Sep 23 , 2021
There is nothing more joyous than a well-rested and healthy body. Sleep is as essential as food and water for our wellbeing.
It helps in keeping our brains and hearts healthy, maintaining a strong immune system, regulating our appetite, elevating our mood, developing disease resistance, and whatnot.
Good sleep hygiene is needed to increase productivity during the day. People who had fluctuating sleeping habits were found comparatively obese and had higher blood pressure compared to normal sleepers.
Now that you know the surprising benefits of a regular bedtime schedule, you might want to get underneath your sheets.
Good bedding weighs a lot in aiding sleep and fighting insomnia. You can always experiment with sheets and pillows to make your body feel supported, and optimise your sleep environment.
Let's understand what happens to our brains and bodies during various stages of sleep.
First Stage of Sleep Cycle
Rapid Eye Movement (REM) and Non-Rapid Eye Movement (Non-REM) sleep are the two basic types of sleep linked to our brain waves.
During shut-eye, you move from all the stages of non-REM to REM sleep, and reciprocally. An average sleep cycle takes 90-110 minutes to complete.
Let's see what changes happen during the first stage of the Non-REM cycle. This is the duration of light sleep.
When you transit from being awake to slumbering, non-REM sleep waves come into action.

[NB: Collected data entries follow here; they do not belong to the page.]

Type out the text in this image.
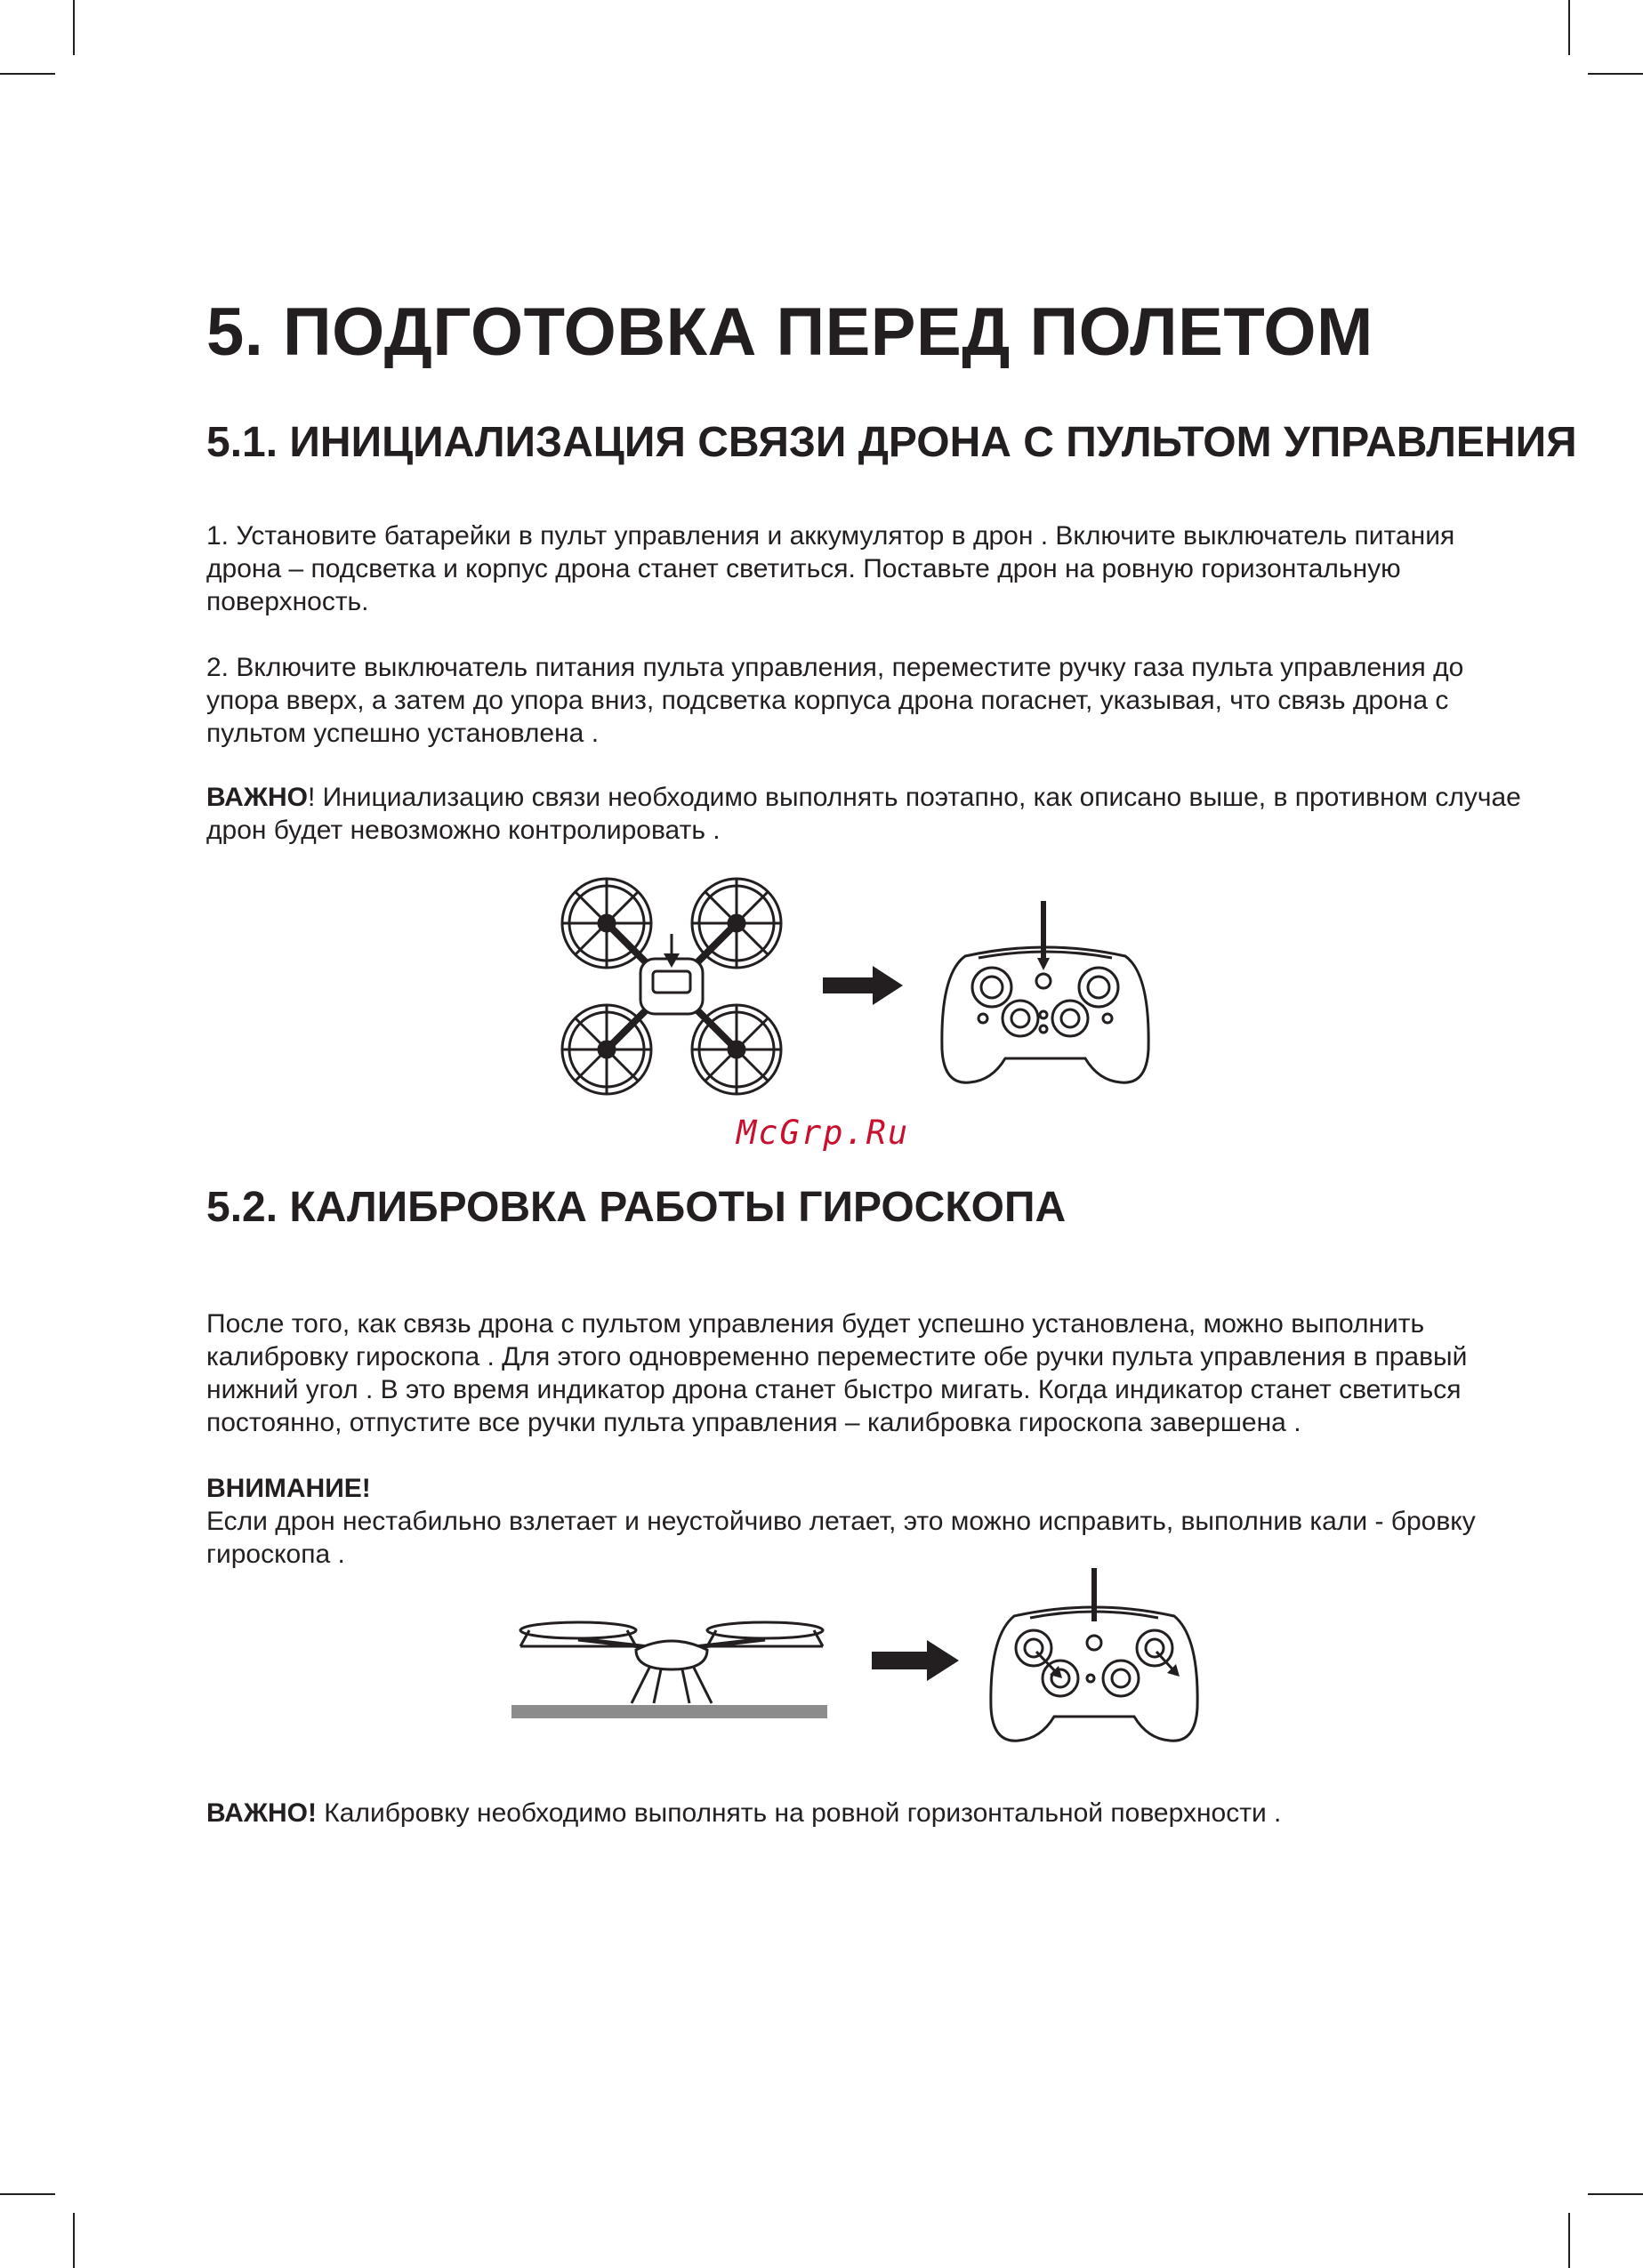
5. ПОДГОТОВКА ПЕРЕД ПОЛЕТОМ
5.1. ИНИЦИАЛИЗАЦИЯ СВЯЗИ ДРОНА С ПУЛЬТОМ УПРАВЛЕНИЯ

1. Установите батарейки в пульт управления и аккумулятор в дрон . Включите выключатель питания дрона – подсветка и корпус дрона станет светиться. Поставьте дрон на ровную горизонтальную поверхность.

2. Включите выключатель питания пульта управления, переместите ручку газа пульта управления до упора вверх, а затем до упора вниз, подсветка корпуса дрона погаснет, указывая, что связь дрона с пультом успешно установлена .

ВАЖНО! Инициализацию связи необходимо выполнять поэтапно, как описано выше, в противном случае дрон будет невозможно контролировать .

McGrp.Ru
5.2. КАЛИБРОВКА РАБОТЫ ГИРОСКОПА

После того, как связь дрона с пультом управления будет успешно установлена, можно выполнить калибровку гироскопа . Для этого одновременно переместите обе ручки пульта управления в правый нижний угол . В это время индикатор дрона станет быстро мигать. Когда индикатор станет светиться постоянно, отпустите все ручки пульта управления – калибровка гироскопа завершена .

ВНИМАНИЕ!
Если дрон нестабильно взлетает и неустойчиво летает, это можно исправить, выполнив кали - бровку гироскопа .

ВАЖНО! Калибровку необходимо выполнять на ровной горизонтальной поверхности .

You might find yourself swinging in and out of sleep.
This lighter wave comes into action for a short duration before you enter deep sleep. It causes your muscles to relax, brings down your heartbeat and breathing rates.
Second Stage of Sleep
You spend most of your night being in this “not too deep, not too light” stage of sleep.
This stage onsets you for deep sleep by bringing your heart rate and breathing level back to normal, making your brain waves slower, and dropping down your body temperature.
That's why some of you find it nearly impossible to sleep without wrapping a comfy blanket around your legs, no matter the weather!
This stage of sleep gives your cardiovascular system its much-needed rest. All these activities help in disengaging you from your surroundings.
Third Stage of Sleep
This restorative stage of deep sleep, which is much needed for the growth and repair of body tissues is also called slow-wave sleep . The third stage of this sleep wave is much needed to enhance your daytime performance.
This stage takes your heart rate and breathing levels to the slowest, therefore, making it difficult for you to wake up.
If you’ve ever felt irritated and dazed for several minutes after waking up, then you might have come out of this stage of deep sleep.
REM sleep waves swing into action after you're 90 minutes into sleep. This makes your eyes move rapidly inside your closed eyelids. This sleep wave causes your breathing patterns to match your wakefulness levels.
The vivid dreams which help you process most of your emotions occur while you rest in REM. Your limb muscles tend to become temporarily paralyzed to prevent you from acting out of your dream.
A typical good night’s sleep has at least 4 or 5 REM/ non-REM cycles along with brief occurrences of wakefulness.
Some science-backed tips for a rejuvenating snooze
Keep your bedroom dark and temperature-controlled: Too cool or too hot a room can ruin your sleep schedule. For gearing up your sleep cycle, you can keep the room dark, quiet, and temperature controlled.
Power down your electronics an hour before: Lights coming out of your screen signals your brain to remain alert. Turning off your devices at least an hour earlier before going to bed can contribute a lot towards inducing an early snooze.
Music can lull you to sleep: Listening to your favourite tunes before going to bed helps in calming down your nervous system, thereby, making you sleep better.
Bed pillows and comfortable bedding: A pillow might help you in adopting a better sleeping position, and can even add some extra hours to your snooze. You can choose your favourite bedding in different fabrics, prints and sizes.
It’s not about getting 8 hours of sleep everyday. You need to focus on sleep quality and progress through sleep cycles to strengthen your physical and mental health.